Fue el quinto gol del delantero en el torneo, una cifra que ahora comparte con Emilio Butragueño (1986) y David Villa (2010) entre los máximos anotadores españoles en una edición de la Copa. Como anunció el lunes el presidente Emmanuel Macron en la red social X, previamente se guardó un minuto de silencio en memoria de las vícti-mas del ataque de Niza del 14 de julio de 2016.
El principio del fin
Para Francia, verse abajo en el marcador fue como entrar a un terreno desconocido. El desconcierto se transformó en una herida abierta pocos minutos después, cuando el central William Saliba tuvo que retirarse con un desgarro muscular. Sin su pilar, el equipo dirigido por Didier Deschamps comenzó a desmoronarse antes del descanso, salvado únicamente por un cruce milagroso de Upamecano que impidió el remate de Fabián Ruiz luego de una pared entre Yamal y Dani Olmo.
El camino de esta Furia Roja hacia su segunda final mundialista tiene coincidencias con aquel equipo de 2010. Si en Sudáfri-ca el comienzo fue adverso, con una derrota ante Suiza, esta vez resultó igual de sufrido al empatar sin goles frente a Cabo Verde. A partir de entonces, un crecimiento sostenido partido a partido, caracterizado por la posesión de la pelota y una defensa sólida, llevó a los españoles a disputar otra vez el título.
Ésta fue la tercera victoria consecutiva de España contra los franceses, luego de las semifinales de la Eurocopa 2024 (2-1) y de la Liga de Naciones el año pasado (5-4).
En el segundo tiempo, Deschamps intentó sacudir a sus jugadores. Envió a Koné y Doué a la cancha, pero antes de que las piezas encontraran su lugar en el tablero, el conjunto español liquidó la batalla. En el minuto 58, Dani Olmo filtró un pase para Pedro Porro y el lateral del Tottenham no dudó en imponerse a Maignan en el mano a mano con el 2-0. Un golpe prácticamente definitivo.

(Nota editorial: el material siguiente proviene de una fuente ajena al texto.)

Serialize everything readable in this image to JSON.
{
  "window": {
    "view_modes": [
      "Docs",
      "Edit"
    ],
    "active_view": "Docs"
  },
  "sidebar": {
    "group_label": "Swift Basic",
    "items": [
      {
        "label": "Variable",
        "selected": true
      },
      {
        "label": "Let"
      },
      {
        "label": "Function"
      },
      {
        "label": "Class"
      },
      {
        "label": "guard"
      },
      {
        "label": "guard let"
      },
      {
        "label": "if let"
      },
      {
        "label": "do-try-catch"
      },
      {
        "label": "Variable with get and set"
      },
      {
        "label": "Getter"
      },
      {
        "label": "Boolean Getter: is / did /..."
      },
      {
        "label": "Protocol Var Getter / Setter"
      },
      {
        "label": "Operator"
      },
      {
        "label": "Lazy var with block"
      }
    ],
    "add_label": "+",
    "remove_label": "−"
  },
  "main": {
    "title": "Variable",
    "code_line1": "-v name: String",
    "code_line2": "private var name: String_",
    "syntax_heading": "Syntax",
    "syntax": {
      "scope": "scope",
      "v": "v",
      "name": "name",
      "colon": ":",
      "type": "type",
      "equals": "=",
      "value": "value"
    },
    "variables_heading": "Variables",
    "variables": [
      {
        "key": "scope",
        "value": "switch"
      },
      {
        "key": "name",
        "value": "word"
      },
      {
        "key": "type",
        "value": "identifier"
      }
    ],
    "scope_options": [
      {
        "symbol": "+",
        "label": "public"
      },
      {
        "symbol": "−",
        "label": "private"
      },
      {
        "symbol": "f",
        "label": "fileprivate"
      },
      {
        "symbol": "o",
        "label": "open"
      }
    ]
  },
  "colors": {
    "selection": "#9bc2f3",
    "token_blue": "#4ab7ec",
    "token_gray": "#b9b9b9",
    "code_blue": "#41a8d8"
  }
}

Francia quedó reducida a los intentos individuales de Kylian Mbappé, quien no pudo rebelarse a las fallas colectivas. Al 65, el delantero del Real Madrid sacó un derechazo que Unai Simón mandó al tiro de esquina con la punta de los dedos. Tres minutos después, volvió a intentar un remate de media distancia que se desvió en un defensor y se perdió por la línea de fondo. Aquel fue el último destello de un gigante apagado.
Bajan el telón
Para cuando el capitán francés quiso encender la máquina, el partido ya pertenecía a la tribuna. El murmullo de los hinchas españoles bajaba desde las gradas convertido en un “¡Olé!” rítmico y burlón, celebrando cada pase de una Furia Roja que ya se siente, otra vez, a las puertas de la gloria.
Deschamps reconoció que sus jugadores estuvieron “un tono por debajo” del nivel que los caracterizó en esta cita mundialista. “Hay mucha decepción. Los jugadores están destrozados porque teníamos muchas aspiraciones, aunque también hay que ser lógicos y reconocer que hoy (ayer) hemos estado un tono por debajo en el plano técnico frente a un equipo que controló muy bien el partido”.
Mbappé, finalmente, coincidió con las palabras de su entrenador: “No hicimos el partido que queríamos hacer, ni tácticamente ni técnicamente. Y cuando no haces lo que se supone que debes hacer en una semifinal de un Mundial, no ganas”.